Bij een ontslag op staande voet om samengestelde dringende reden moet worden onderzocht wanneer bij de werkgever het vermoeden is ontstaan van de gehele samengestelde dringende reden en of het ontslag na dat moment voldoende voortvarend is gegeven. Volgens de AG dient niet voor elke dringende reden afzonderlijk te worden onderzocht wanneer deze tijdens het door de werkgever ingestelde onderzoek aan het licht is gekomen en of voor iedere afzonderlijke dringende reden het ontslag op staande voet voldoende voortvarend is gegeven.

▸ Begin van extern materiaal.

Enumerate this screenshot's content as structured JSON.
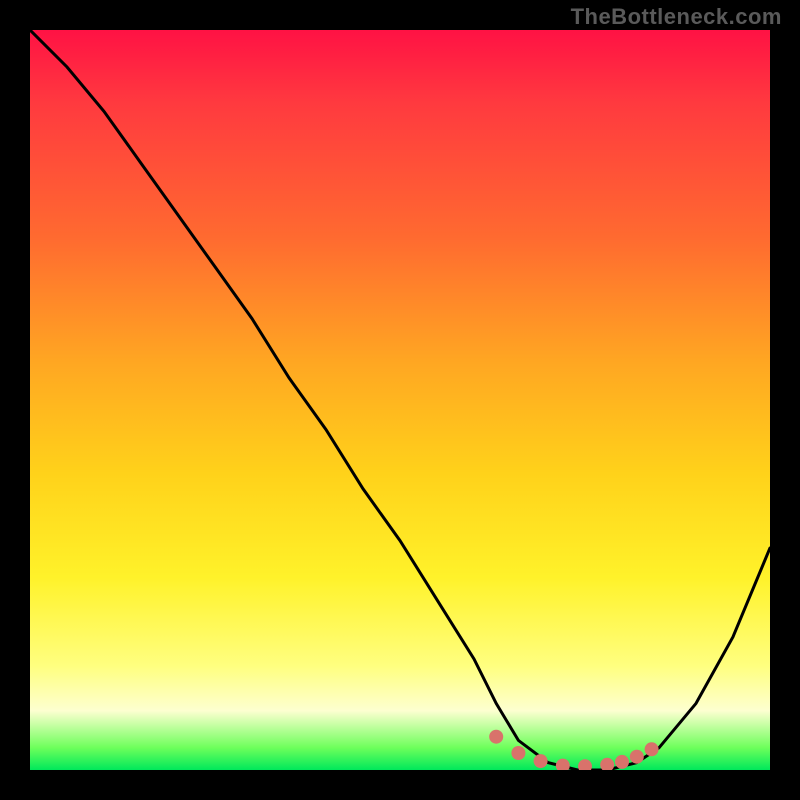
{
  "watermark": {
    "text": "TheBottleneck.com"
  },
  "chart_data": {
    "type": "line",
    "title": "",
    "xlabel": "",
    "ylabel": "",
    "xlim": [
      0,
      100
    ],
    "ylim": [
      0,
      100
    ],
    "series": [
      {
        "name": "bottleneck-curve",
        "x": [
          0,
          5,
          10,
          15,
          20,
          25,
          30,
          35,
          40,
          45,
          50,
          55,
          60,
          63,
          66,
          70,
          74,
          78,
          82,
          85,
          90,
          95,
          100
        ],
        "y": [
          100,
          95,
          89,
          82,
          75,
          68,
          61,
          53,
          46,
          38,
          31,
          23,
          15,
          9,
          4,
          1,
          0,
          0,
          1,
          3,
          9,
          18,
          30
        ]
      }
    ],
    "markers": {
      "name": "highlight-dots",
      "color": "#d9726b",
      "x": [
        63,
        66,
        69,
        72,
        75,
        78,
        80,
        82,
        84
      ],
      "y": [
        4.5,
        2.3,
        1.2,
        0.6,
        0.5,
        0.7,
        1.1,
        1.8,
        2.8
      ]
    },
    "gradient_stops": [
      {
        "pos": 0,
        "color": "#ff1244"
      },
      {
        "pos": 10,
        "color": "#ff3a3f"
      },
      {
        "pos": 28,
        "color": "#ff6a30"
      },
      {
        "pos": 45,
        "color": "#ffa722"
      },
      {
        "pos": 60,
        "color": "#ffd21a"
      },
      {
        "pos": 74,
        "color": "#fff22a"
      },
      {
        "pos": 86,
        "color": "#ffff80"
      },
      {
        "pos": 92,
        "color": "#fdffd0"
      },
      {
        "pos": 97,
        "color": "#6dff5b"
      },
      {
        "pos": 100,
        "color": "#00e85b"
      }
    ]
  }
}
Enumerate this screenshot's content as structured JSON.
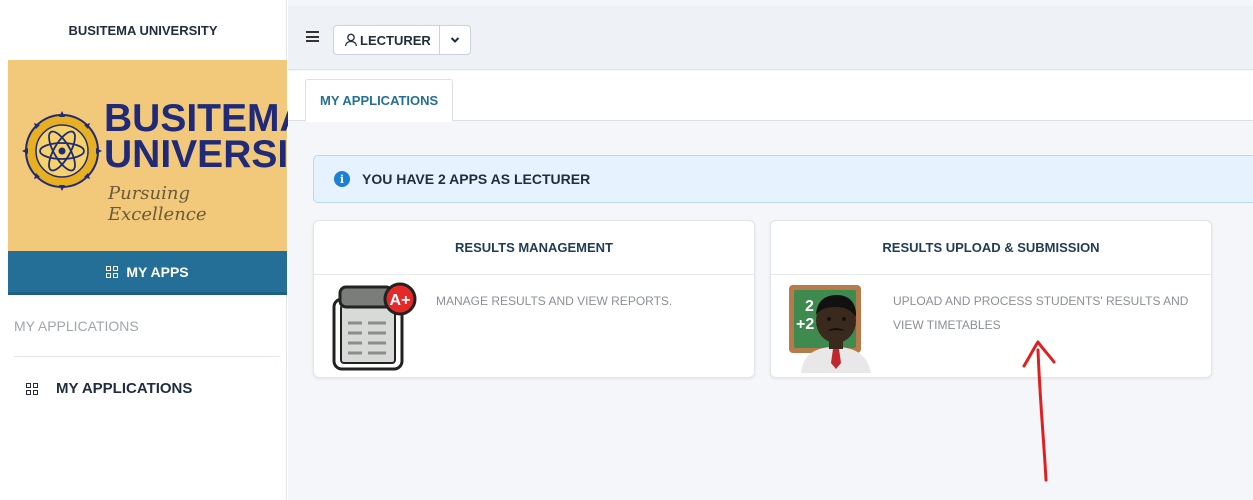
{
  "sidebar": {
    "title": "BUSITEMA UNIVERSITY",
    "logo": {
      "line1": "BUSITEMA",
      "line2": "UNIVERSITY",
      "tagline": "Pursuing Excellence"
    },
    "my_apps_label": "MY APPS",
    "section_label": "MY APPLICATIONS",
    "items": [
      {
        "label": "MY APPLICATIONS"
      }
    ]
  },
  "topbar": {
    "role_label": "LECTURER"
  },
  "tabs": [
    {
      "label": "MY APPLICATIONS"
    }
  ],
  "alert": {
    "text": "YOU HAVE 2 APPS AS LECTURER"
  },
  "apps": [
    {
      "title": "RESULTS MANAGEMENT",
      "description": "MANAGE RESULTS AND VIEW REPORTS.",
      "icon": "clipboard-grade-icon"
    },
    {
      "title": "RESULTS UPLOAD & SUBMISSION",
      "description": "UPLOAD AND PROCESS STUDENTS' RESULTS AND VIEW TIMETABLES",
      "icon": "teacher-icon"
    }
  ],
  "colors": {
    "primary": "#246f97",
    "logo_bg": "#f2c97a",
    "alert_bg": "#e6f2fd",
    "annotation": "#e02020"
  }
}
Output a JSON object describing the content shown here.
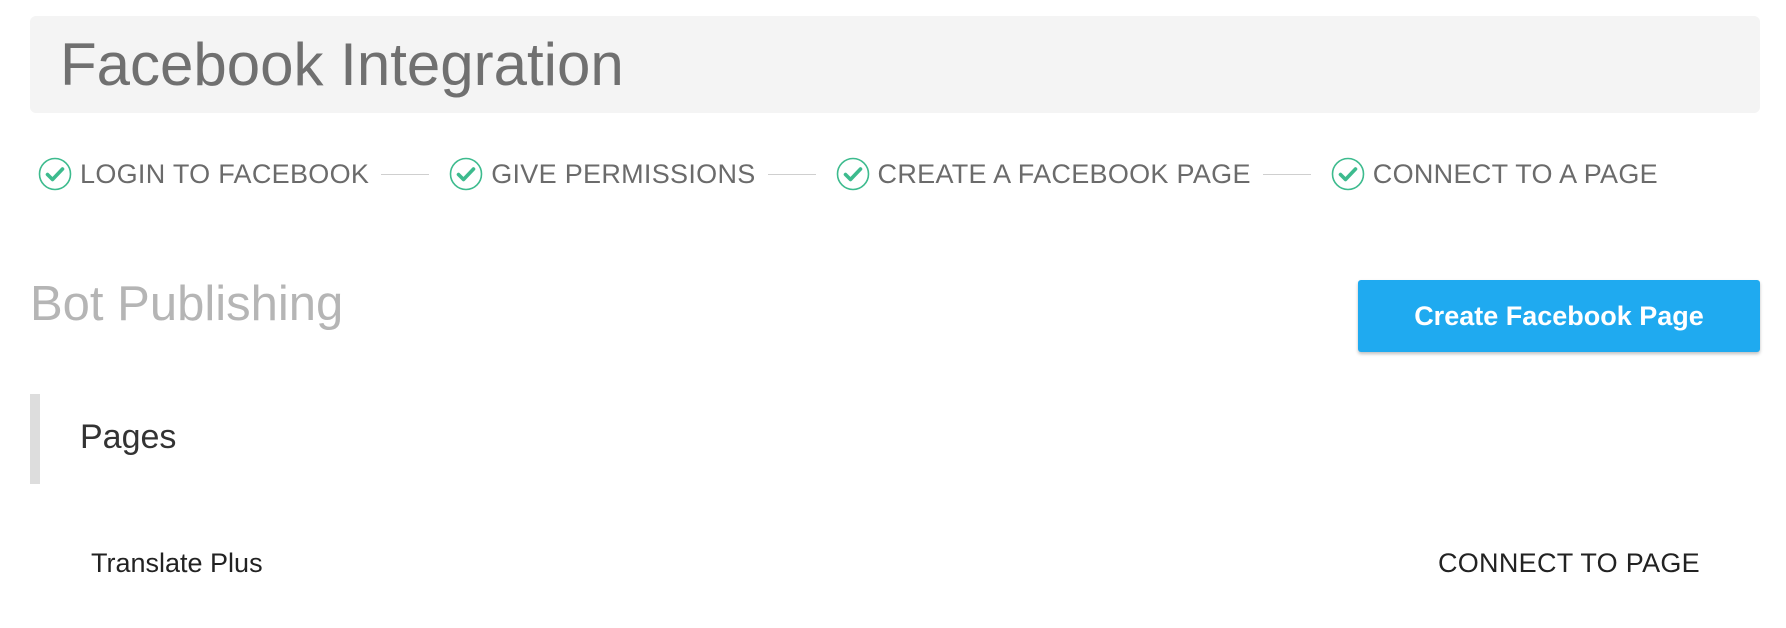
{
  "header": {
    "title": "Facebook Integration"
  },
  "steps": [
    {
      "label": "LOGIN TO FACEBOOK",
      "icon": "check-circle-icon",
      "status": "complete"
    },
    {
      "label": "GIVE PERMISSIONS",
      "icon": "check-circle-icon",
      "status": "complete"
    },
    {
      "label": "CREATE A FACEBOOK PAGE",
      "icon": "check-circle-icon",
      "status": "complete"
    },
    {
      "label": "CONNECT TO A PAGE",
      "icon": "check-circle-icon",
      "status": "complete"
    }
  ],
  "section": {
    "title": "Bot Publishing",
    "create_button_label": "Create Facebook Page"
  },
  "pages": {
    "title": "Pages",
    "items": [
      {
        "name": "Translate Plus",
        "action_label": "CONNECT TO PAGE"
      }
    ]
  },
  "colors": {
    "accent_blue": "#1faaf0",
    "check_green": "#3dbb8e",
    "header_bg": "#f4f4f4"
  }
}
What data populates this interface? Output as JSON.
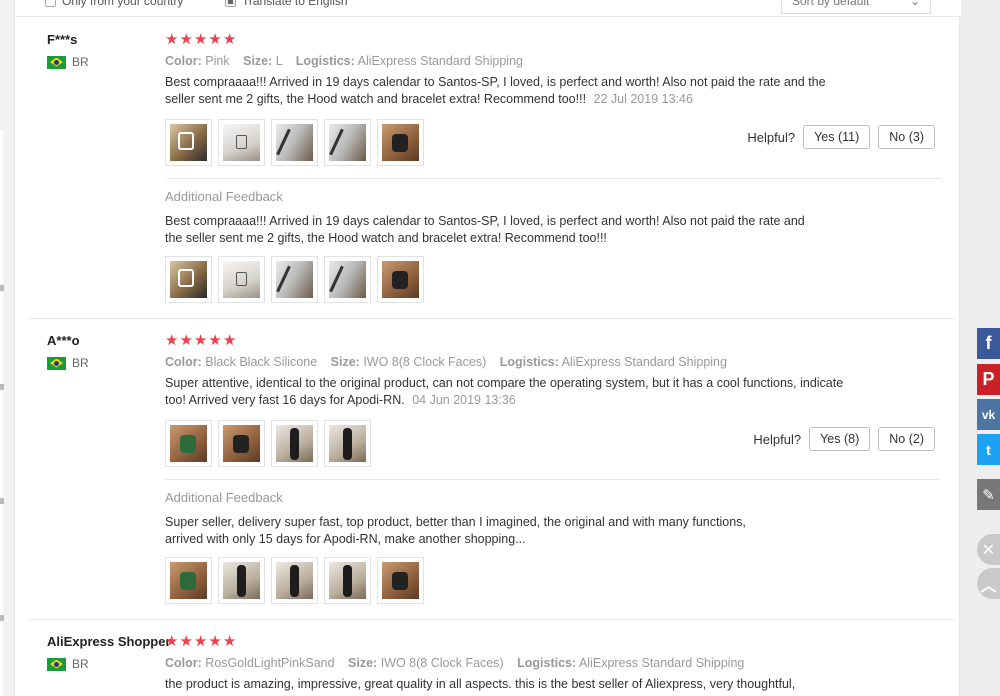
{
  "filters": {
    "only_country_label": "Only from your country",
    "translate_label": "Translate to English",
    "sort_label": "Sort by default"
  },
  "icons": {
    "star": "★",
    "chevron": "⌄"
  },
  "reviews": [
    {
      "user": "F***s",
      "country": "BR",
      "rating": 5,
      "color_label": "Color:",
      "color": "Pink",
      "size_label": "Size:",
      "size": "L",
      "logistics_label": "Logistics:",
      "logistics": "AliExpress Standard Shipping",
      "text": "Best compraaaa!!! Arrived in 19 days calendar to Santos-SP, I loved, is perfect and worth! Also not paid the rate and the seller sent me 2 gifts, the Hood watch and bracelet extra! Recommend too!!!",
      "date": "22 Jul 2019 13:46",
      "helpful_label": "Helpful?",
      "yes": "Yes (11)",
      "no": "No (3)",
      "additional_label": "Additional Feedback",
      "additional_text": "Best compraaaa!!! Arrived in 19 days calendar to Santos-SP, I loved, is perfect and worth! Also not paid the rate and the seller sent me 2 gifts, the Hood watch and bracelet extra! Recommend too!!!"
    },
    {
      "user": "A***o",
      "country": "BR",
      "rating": 5,
      "color_label": "Color:",
      "color": "Black Black Silicone",
      "size_label": "Size:",
      "size": "IWO 8(8 Clock Faces)",
      "logistics_label": "Logistics:",
      "logistics": "AliExpress Standard Shipping",
      "text": "Super attentive, identical to the original product, can not compare the operating system, but it has a cool functions, indicate too! Arrived very fast 16 days for Apodi-RN.",
      "date": "04 Jun 2019 13:36",
      "helpful_label": "Helpful?",
      "yes": "Yes (8)",
      "no": "No (2)",
      "additional_label": "Additional Feedback",
      "additional_text": "Super seller, delivery super fast, top product, better than I imagined, the original and with many functions, arrived with only 15 days for Apodi-RN, make another shopping..."
    },
    {
      "user": "AliExpress Shopper",
      "country": "BR",
      "rating": 5,
      "color_label": "Color:",
      "color": "RosGoldLightPinkSand",
      "size_label": "Size:",
      "size": "IWO 8(8 Clock Faces)",
      "logistics_label": "Logistics:",
      "logistics": "AliExpress Standard Shipping",
      "text": "the product is amazing, impressive, great quality in all aspects. this is the best seller of Aliexpress, very thoughtful,"
    }
  ],
  "social": {
    "facebook": "f",
    "pinterest": "P",
    "vk": "vk",
    "twitter": "t",
    "edit": "✎",
    "close": "✕",
    "top": "︿"
  }
}
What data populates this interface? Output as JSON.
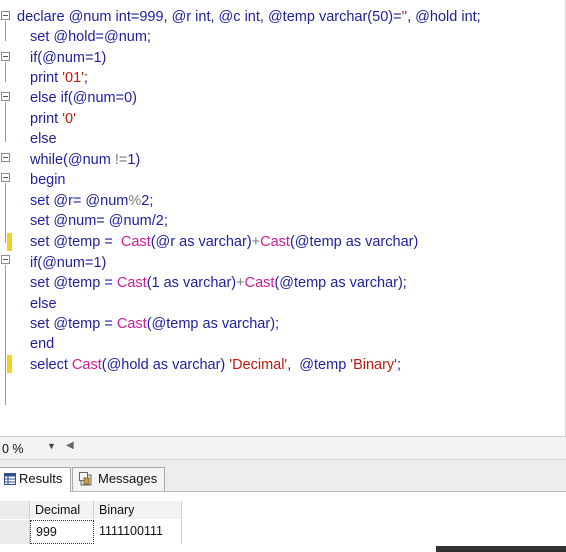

Het hof heeft twee van de aangevoerde ontslaggronden niet betrokken bij de bespreking van de onverwijldheidseis, zonder daarvoor een onderbouwing te geven. Het oordeel van het hof dat het ontslag niet onverwijld is gegeven, is onvoldoende gemotiveerd.

Het hof heeft vier andere aangevoerde ontslaggronden in het geheel niet betrokken bij de beoordeling van het ontslag op staande voet. Volgens het hof was dat niet nodig, omdat op basis van de eerdere gronden de conclusie dat er een dringende reden voor ontslag al getrokken kon worden. De beslissing dat het ontslag op staande voet niet rechtsgeldig is, is daarmee onvoldoende gemotiveerd. Het hof had ook deze gronden in zijn oordeel moeten betrekken.

De conclusie van de AG is dat het beroep in cassatie gegrond is.

Bron: Hoge Raad | Conclusie AG | ECLINLPHR2023642, 23/00444 | 29-06-2023

Verrekening opleidingskosten toegestaan bij niet verplichte scholing

Een werkgever en een werknemer zijn een studiekostenregeling overeengekomen. Volgens deze regeling diende de werknemer een deel van de kosten van een door hem gevolgde opleiding aan de werkgever te vergoeden bij voortijdige uitdiensttreding. De overeenkomst vermeldde de kosten van de opleiding en de periode waarin de werkgever baat heeft van de tijdens de studie verworven kennis en vaardigheden. De terugbetalingsverplichting verminderde naar evenredigheid van het verstrijken van deze periode. De regeling vermeldde verder dat de kosten alleen hoeven te worden terugbetaald wanneer de arbeidsovereenkomst door toedoen van de werknemer voortijdig zou worden beëindigd.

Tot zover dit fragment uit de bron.